Here, Plaintiff has provided notice that
its experts will offer new testimony, and the notice is sufficiently in advance
of trial to allow for deposition of the experts. Exclusion of the testimony is
unwarranted where Plaintiff has provided adequate notice and opportunity to
depose and is not attempting to hide its experts until trial. (See Kennemur
v. State of California (1982) 133 Cal.App.3d 907, 920.) It is immaterial that
Plaintiff’s experts are revising their opinions on an existing topic rather
than opining on an entirely new topic. No case suggests that one is allowed but
the other is not.
Defendant’s claim of prejudice is
unconvincing given it has adequate time before trial to depose the experts, and
Plaintiff has offered to pay for the costs of the new depositions.
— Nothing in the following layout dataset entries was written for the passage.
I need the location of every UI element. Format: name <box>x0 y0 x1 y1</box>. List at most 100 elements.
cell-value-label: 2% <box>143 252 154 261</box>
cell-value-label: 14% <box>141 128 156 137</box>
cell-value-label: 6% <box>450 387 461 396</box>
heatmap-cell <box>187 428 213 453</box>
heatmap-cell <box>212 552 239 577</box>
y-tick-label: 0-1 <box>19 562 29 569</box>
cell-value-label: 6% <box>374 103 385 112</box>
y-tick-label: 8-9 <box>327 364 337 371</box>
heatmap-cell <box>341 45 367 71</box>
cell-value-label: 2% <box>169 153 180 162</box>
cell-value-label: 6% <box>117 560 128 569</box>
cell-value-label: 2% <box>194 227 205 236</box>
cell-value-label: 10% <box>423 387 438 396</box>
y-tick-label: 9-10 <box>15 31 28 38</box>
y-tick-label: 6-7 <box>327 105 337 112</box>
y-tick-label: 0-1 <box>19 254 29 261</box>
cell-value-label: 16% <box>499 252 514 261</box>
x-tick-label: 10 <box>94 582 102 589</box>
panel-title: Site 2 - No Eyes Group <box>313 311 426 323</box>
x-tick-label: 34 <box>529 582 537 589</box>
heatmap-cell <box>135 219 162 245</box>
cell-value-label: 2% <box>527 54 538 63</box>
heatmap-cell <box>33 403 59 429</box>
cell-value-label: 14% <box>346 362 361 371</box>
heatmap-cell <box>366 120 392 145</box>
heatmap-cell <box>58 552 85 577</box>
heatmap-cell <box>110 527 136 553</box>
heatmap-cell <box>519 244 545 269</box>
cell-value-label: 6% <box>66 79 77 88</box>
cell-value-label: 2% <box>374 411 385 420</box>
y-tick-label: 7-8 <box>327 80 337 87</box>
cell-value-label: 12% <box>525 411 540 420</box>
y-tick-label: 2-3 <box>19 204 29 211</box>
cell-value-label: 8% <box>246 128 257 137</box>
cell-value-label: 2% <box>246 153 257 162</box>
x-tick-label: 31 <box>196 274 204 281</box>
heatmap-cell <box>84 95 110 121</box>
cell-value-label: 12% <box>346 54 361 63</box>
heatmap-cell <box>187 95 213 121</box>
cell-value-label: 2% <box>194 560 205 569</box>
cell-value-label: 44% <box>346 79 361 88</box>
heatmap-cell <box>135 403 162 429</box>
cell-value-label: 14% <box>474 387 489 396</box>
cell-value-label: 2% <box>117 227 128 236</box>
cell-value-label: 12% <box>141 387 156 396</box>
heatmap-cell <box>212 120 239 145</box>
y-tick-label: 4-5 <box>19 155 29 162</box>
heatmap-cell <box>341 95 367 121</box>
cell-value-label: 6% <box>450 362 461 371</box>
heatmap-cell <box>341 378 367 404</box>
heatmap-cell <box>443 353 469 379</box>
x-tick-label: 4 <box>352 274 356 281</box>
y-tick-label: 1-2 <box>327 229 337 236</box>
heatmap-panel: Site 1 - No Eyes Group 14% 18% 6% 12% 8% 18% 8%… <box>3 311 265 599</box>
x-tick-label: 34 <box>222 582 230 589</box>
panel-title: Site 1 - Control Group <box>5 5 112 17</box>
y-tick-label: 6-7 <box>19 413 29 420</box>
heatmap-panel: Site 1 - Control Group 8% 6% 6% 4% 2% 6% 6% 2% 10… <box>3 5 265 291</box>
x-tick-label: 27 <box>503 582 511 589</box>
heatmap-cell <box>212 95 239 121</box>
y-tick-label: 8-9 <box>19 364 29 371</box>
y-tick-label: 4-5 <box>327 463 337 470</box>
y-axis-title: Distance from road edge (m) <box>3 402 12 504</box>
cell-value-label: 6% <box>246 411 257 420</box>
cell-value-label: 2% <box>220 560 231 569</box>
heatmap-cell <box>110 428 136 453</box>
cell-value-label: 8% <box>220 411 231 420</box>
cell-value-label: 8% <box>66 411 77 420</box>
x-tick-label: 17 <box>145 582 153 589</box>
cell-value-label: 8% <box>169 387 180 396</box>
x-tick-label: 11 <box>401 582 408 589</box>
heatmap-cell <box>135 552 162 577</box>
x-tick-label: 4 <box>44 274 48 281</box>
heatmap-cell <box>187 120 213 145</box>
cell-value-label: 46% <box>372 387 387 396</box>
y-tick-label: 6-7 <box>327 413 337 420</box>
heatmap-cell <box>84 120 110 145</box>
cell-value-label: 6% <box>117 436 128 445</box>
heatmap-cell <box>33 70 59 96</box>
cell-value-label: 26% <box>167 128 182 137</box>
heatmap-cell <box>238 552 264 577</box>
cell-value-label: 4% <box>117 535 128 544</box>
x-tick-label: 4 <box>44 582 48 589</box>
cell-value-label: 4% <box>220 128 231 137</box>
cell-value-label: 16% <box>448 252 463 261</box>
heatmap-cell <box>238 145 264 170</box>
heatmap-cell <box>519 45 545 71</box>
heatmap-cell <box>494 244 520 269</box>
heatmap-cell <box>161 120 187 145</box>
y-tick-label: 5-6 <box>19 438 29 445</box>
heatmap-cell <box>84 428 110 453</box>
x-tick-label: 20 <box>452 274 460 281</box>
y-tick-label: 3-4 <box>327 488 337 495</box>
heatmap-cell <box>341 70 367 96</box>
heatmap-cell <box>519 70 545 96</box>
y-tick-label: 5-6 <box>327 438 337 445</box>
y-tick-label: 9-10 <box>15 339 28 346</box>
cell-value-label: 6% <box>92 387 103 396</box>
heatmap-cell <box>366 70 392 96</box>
Defendant
cites no authority precluding the admission of expert testimony based on a
revised opinion where a party has sufficient opportunity to depose the expert, nor
does Defendant cite any authority precluding such deposition from taking place.
Defendant cites no authority characterizing this type of scenario as an improper
“do-over” that results in undue prejudice. Plaintiff is not forever barred from
introducing expert testimony on damages just because the initial assessment was
inaccurate. It is fair to allow the experts to revise their opinions so long as
Defendant has an adequate opportunity to depose the experts, and Plaintiff pays
for the cost.
CONCLUSION
Defendant’s motion in limine
is DENIED. Plaintiff is to bear the costs of re-deposing experts Professor
Stanton and Mr. Bergmark, including reporter fees and expert fees.